The Festival was born from the synergy of the authors of Eva in rosso, the first Italian podcast entirely dedicated to the menstrual cycle, the associations Errante and Promise in collaboration with the graphic and digital design studio Studio but maybe. "We organized it to inaugurate a new narrative of the menstrual cycle - reads one of the pages of the event - because even today the cycle is seen as a taboo instead of being recognized as a fundamental theme for health and gender equality". The event was financed with a fundraising campaign by Produzioni dal Basso which will be active until June 15, giving the opportunity, to those who want to contribute, to donate part of the proceeds for the purchase of sanitary pads to be sent to Ukraine.

Spain is ready to recognize three days of menstrual leave A new bill provides for three days of paid leave during the menstrual cycle and five days for women suffering from dysmenorrhea. Furthermore, it would ensure women aged 16 and over to be able to terminate the pregnancy without parental consent and free sanitary pads in schools. signed by Bianca Leonardi precisely on the Festival of the cycle in which the editorialist lashes out against the event defining it "of an embarrassing trash". Leonardi particularly condemns "the usefulness of flaunting private lives, intimate affairs and personal experiences", a practice that has its roots in the feminist collectives of the second wave, which based part of their political thinking on the sharing of personal experiences according to the principle that "the personal is political".

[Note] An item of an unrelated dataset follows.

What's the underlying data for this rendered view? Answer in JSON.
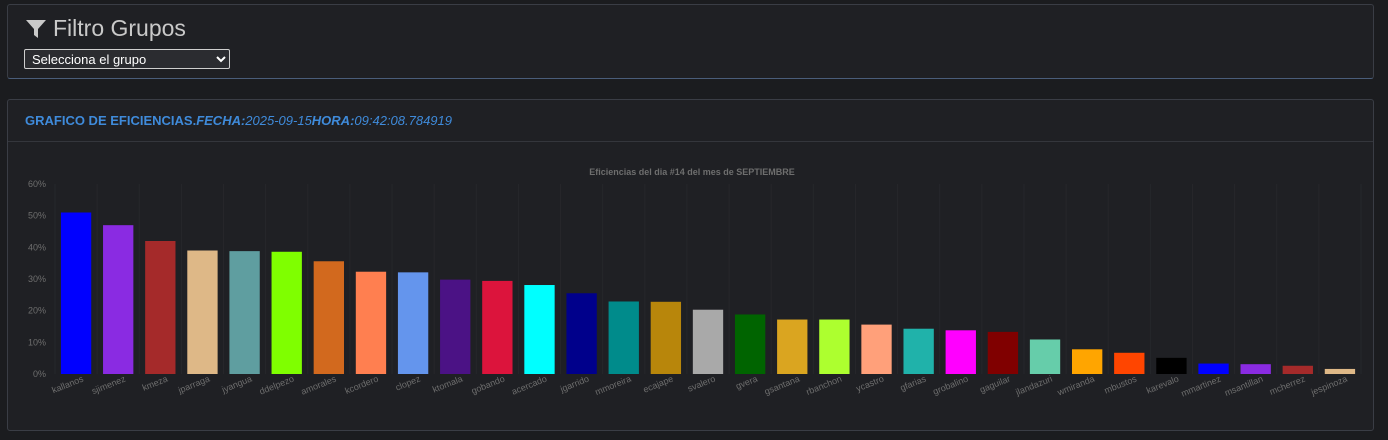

In fact, also thanks to the awareness and work of these circles, the need to bring the bodies and stories of women into the public space. But Bianca Leonardi also has something to say about the donation of sanitary pads to Ukrainian women: "The purchase of sanitary pads during a war seems a bit apologetic. In short, aid and volunteering are welcome but they are not instrumental for the purposes of fake respectability: on Ukrainian lands hundreds of people are dying every day, families do not have food, children do not have water and food. Maybe the champions of the "redheads" have not, perhaps, paid attention to these small details? " .

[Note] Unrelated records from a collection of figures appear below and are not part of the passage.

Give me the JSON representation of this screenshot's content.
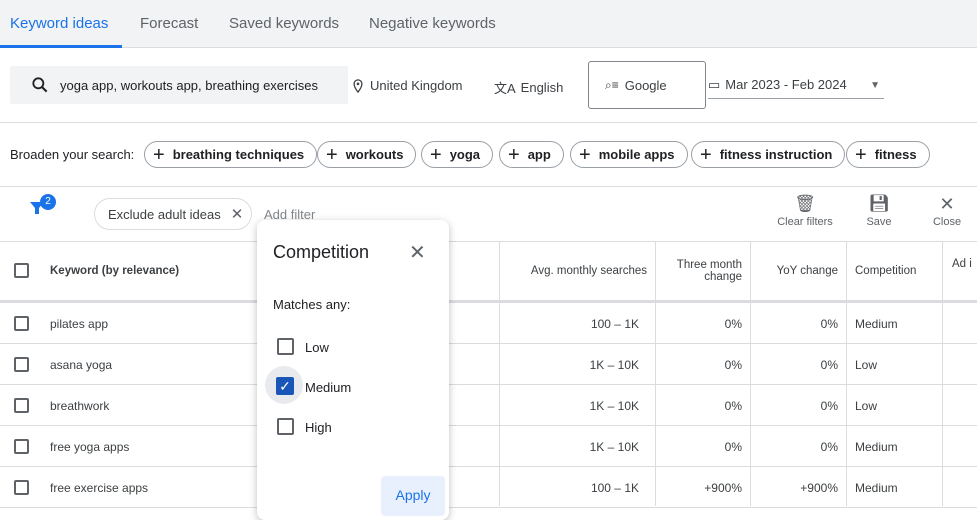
{
  "tabs": [
    {
      "label": "Keyword ideas",
      "active": true
    },
    {
      "label": "Forecast"
    },
    {
      "label": "Saved keywords"
    },
    {
      "label": "Negative keywords"
    }
  ],
  "search": {
    "value": "yoga app, workouts app, breathing exercises",
    "location": "United Kingdom",
    "language": "English",
    "network": "Google",
    "date_range": "Mar 2023 - Feb 2024"
  },
  "broaden": {
    "label": "Broaden your search:",
    "chips": [
      "breathing techniques",
      "workouts",
      "yoga",
      "app",
      "mobile apps",
      "fitness instruction",
      "fitness"
    ]
  },
  "filters": {
    "count": "2",
    "chip": "Exclude adult ideas",
    "add_filter": "Add filter",
    "clear": "Clear filters",
    "save": "Save",
    "close": "Close"
  },
  "table": {
    "headers": [
      "Keyword (by relevance)",
      "Avg. monthly searches",
      "Three month change",
      "YoY change",
      "Competition",
      "Ad i"
    ],
    "rows": [
      [
        "pilates app",
        "100 – 1K",
        "0%",
        "0%",
        "Medium"
      ],
      [
        "asana yoga",
        "1K – 10K",
        "0%",
        "0%",
        "Low"
      ],
      [
        "breathwork",
        "1K – 10K",
        "0%",
        "0%",
        "Low"
      ],
      [
        "free yoga apps",
        "1K – 10K",
        "0%",
        "0%",
        "Medium"
      ],
      [
        "free exercise apps",
        "100 – 1K",
        "+900%",
        "+900%",
        "Medium"
      ]
    ]
  },
  "popup": {
    "title": "Competition",
    "matches": "Matches any:",
    "options": [
      {
        "label": "Low",
        "checked": false
      },
      {
        "label": "Medium",
        "checked": true
      },
      {
        "label": "High",
        "checked": false
      }
    ],
    "apply": "Apply"
  },
  "colors": {
    "accent": "#1a73e8"
  }
}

Yet various associations have long denounced how during conflicts, the lack of sanitary pads is a problem for many women. As Alessia Ferri recalls on Vanity Fair, according to a 2017 Global One study, 60% of Syrian and Lebanese refugees did not have access to clean underwear and an even greater number did not have access to sanitary towels, "added to this is the fact that war represents a very stressful condition that inevitably also affects the menstrual flow which can become more painful or abnormal and require the use of drugs that are also unavailable ".

In short, while the taboo of menstruation for us who live in a period of peace represents a problem, for refugee women, for those committed to front and for those who flee there is a war, it can represent a real tragedy. For this reason, moments of aggregation and awareness are more necessary than ever, such as the Festival of the menstrual cycle. because knowing is needed, but creating a network is essential to progress together.